Followed by Panel Discussion with:

  • Professor John Clark, Department of Computer Science, University of York
  • Dr Rene Zandbergen, Voynich Manuscript expert
  • Sir Dermot Turing, nephew of Alan Turing and Trustee of the Bletchley Park Trust
  • Professor Bill Sherman, Director of Research at the V&A, and University of York

Speaker biographies

Professor Bill Sherman’s research is driven by a love of archives and other collections, and an interest in how objects from the past come down to us, what they pick up along the way and how they speak across time and space. He has published widely on the history of books and readers and the plays of Shakespeare and his contemporaries; and much of his current work explores the interface between word and image and the relationship between knowledge and power.

He is working on a study of visual marginalia called The Reader's Eye, a collection of essays on Renaissance Collage (edited with Juliet Fleming and Adam Smyth), a reconstruction of the art- and book-collections of Walter and Louise Arensberg (with Mark Nelson) and an edition of Christopher Marlowe's The Jew of Malta (edited with Chloe Preedy for Arden Early Modern Drama).

His exhibition, Decoding the Renaissance: 500 Years of Codes and Ciphers, ran at the Folger Shakespeare Library from November 2014 to March 2015.

Bill is on secondment from the University of York, where he was Director of the Centre for Renaissance and Early Modern Studies (CREMS) from its creation in 2005 to 2011. He has held visiting positions at Caltech, Queen Mary (University of London) and Keio University (Tokyo), and fellowships at the Folger, Huntington, New York Public Library, National Maritime Museum and Bard Graduate Center.

Professor John Clark studied Mathematics and then an MSc in Applied Statistics at Oxford. He then joined the security division of the software and systems house Logica in 1987, working as a security and high integrity software evaluation consultant to HMG and then on a security ‘R & D’ think-tank for HMG. He joined the University of York in 1992.

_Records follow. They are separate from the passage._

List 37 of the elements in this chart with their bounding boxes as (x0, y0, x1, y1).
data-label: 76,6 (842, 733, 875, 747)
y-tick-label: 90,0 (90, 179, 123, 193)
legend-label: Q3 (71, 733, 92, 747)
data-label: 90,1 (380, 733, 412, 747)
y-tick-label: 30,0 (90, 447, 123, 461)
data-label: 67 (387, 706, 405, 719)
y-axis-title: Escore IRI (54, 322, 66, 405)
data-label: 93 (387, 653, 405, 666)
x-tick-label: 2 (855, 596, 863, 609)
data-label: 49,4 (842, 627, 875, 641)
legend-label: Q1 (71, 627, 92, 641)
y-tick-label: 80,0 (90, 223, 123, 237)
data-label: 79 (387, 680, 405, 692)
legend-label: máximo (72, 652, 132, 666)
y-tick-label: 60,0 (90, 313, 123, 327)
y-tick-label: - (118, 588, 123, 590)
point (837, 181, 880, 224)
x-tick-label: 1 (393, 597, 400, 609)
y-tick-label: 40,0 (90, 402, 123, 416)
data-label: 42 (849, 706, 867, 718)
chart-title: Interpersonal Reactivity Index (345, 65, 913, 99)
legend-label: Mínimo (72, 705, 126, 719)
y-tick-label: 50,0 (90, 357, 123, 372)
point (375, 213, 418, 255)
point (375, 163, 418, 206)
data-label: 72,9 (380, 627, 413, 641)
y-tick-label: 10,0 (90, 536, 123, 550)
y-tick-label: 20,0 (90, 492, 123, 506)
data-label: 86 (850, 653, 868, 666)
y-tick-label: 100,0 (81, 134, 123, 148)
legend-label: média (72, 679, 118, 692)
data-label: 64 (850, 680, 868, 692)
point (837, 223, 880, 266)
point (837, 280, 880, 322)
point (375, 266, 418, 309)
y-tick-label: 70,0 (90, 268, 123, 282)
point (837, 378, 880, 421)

His personal and supervised research work concentrates on aspects of security and software engineering (with a particular interest in applying heuristic computing and other AI to these areas).

Dr Rene Zandbergen is a long-term researcher into the Voynich Manuscript, and, along with Gabriel Landini, one of the developers of the European Voynich Alphabet.

Sir John Dermot Turing was educated at Sherborne and King’s College, Cambridge. After completing his DPhil in Genetics at New College, Oxford, Dermot moved into the legal profession working first for HM Treasury Solicitor’s Department and then for Clifford Chance where he has remained (as a partner since 1999.) Dermot is currently based in London in Clifford Chance’s Financial Services and Markets Group and his professional focus is on regulation, insolvency and risk management for financial institutions.

Dermot is the nephew of Alan Turing (1912-1954), who is well known to have been one of Bletchley Park’s leading cryptanalysts as well as a founder of the science of artificial intelligence. Naturally enough, Dermot has followed closely the gradual revelation of the achievements of the Bletchley codebreakers from the first release of materials in 1975 and the re-opening of Bletchley Park to the public in the early 1990s.